Groundwork’s Bilal Baydoun on Corporate Profits: “We must ensure corporations pay back what they gained through profiteering”
May 30, 2024
Groundwork’s Bilal Baydoun on Corporate Profits: “We must ensure corporations pay back what they gained through profiteering”
Today, the Bureau of Economic Analysis (BEA) released new data showing that corporate profits ticked down slightly, but remain historically high. Groundwork’s Director of Policy and Research Bilal Baydoun reacted with the following statement:
“Corporate profits remain historically high, and it’s undeniable that corporations have scored sky-high profits by hiking their prices and squeezing already vulnerable families. When the Trump tax law expires next year, we must ensure corporations pay back what they gained through profiteering by putting corporate tax increases firmly on the table.”

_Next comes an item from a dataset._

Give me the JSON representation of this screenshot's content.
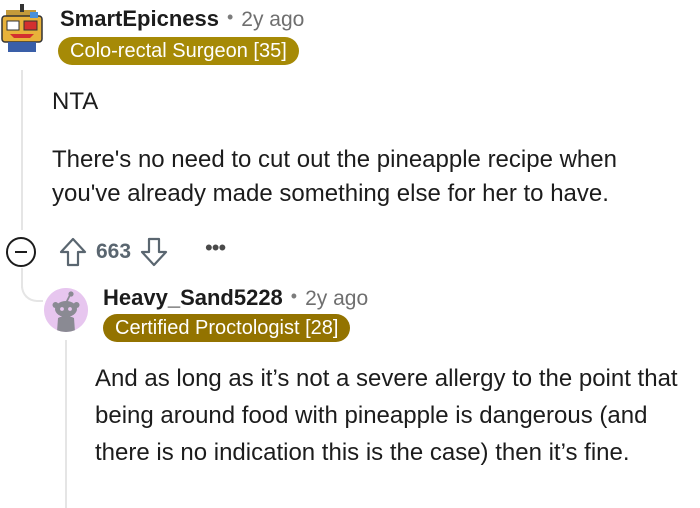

Email press@groundworkcollaborative.org to speak with one of Groundwork’s experts about the role of corporate profits in high prices.
Background
- Big corporations are using their power to manipulate prices and net record profits by deploying algorithmic pricing, shrinkflation, skimpflation, rigged scales, and even alleged collusion.
- A recent report by the Federal Trade Commission found that “some firms seem to have used rising costs as an opportunity to further hike prices to increase their profits, and profits remain elevated even as supply chain pressures have eased.” As a result, a recent study from the Council of Economic Advisers found that grocery profit margins since the pandemic have reached their highest level in two decades.
- In January, Groundwork found that from April to September 2023, corporate profits drove 53% of inflation. Comparatively, over the 40 years before the pandemic, profits drove just 11% of price growth.
- In 2017, President Trump and Congressional Republicans slashed the corporate tax rate from 35% to 21% on the false promise that the cuts would lead to a $4,000 boost in income for the typical family. A recent study found that 90% of workers saw no gain whatsoever from the cut.
- A February Institute on Taxation and Economic Policy paper that studied 342 profitable corporations found that these companies paid an effective tax rate of 14.1%, well below the historically low statutory rate of 21% signed into law by the Trump administration. Low taxation enables corporations to use their market power, weak competition, and economic emergencies to profiteer off of families by hiking prices.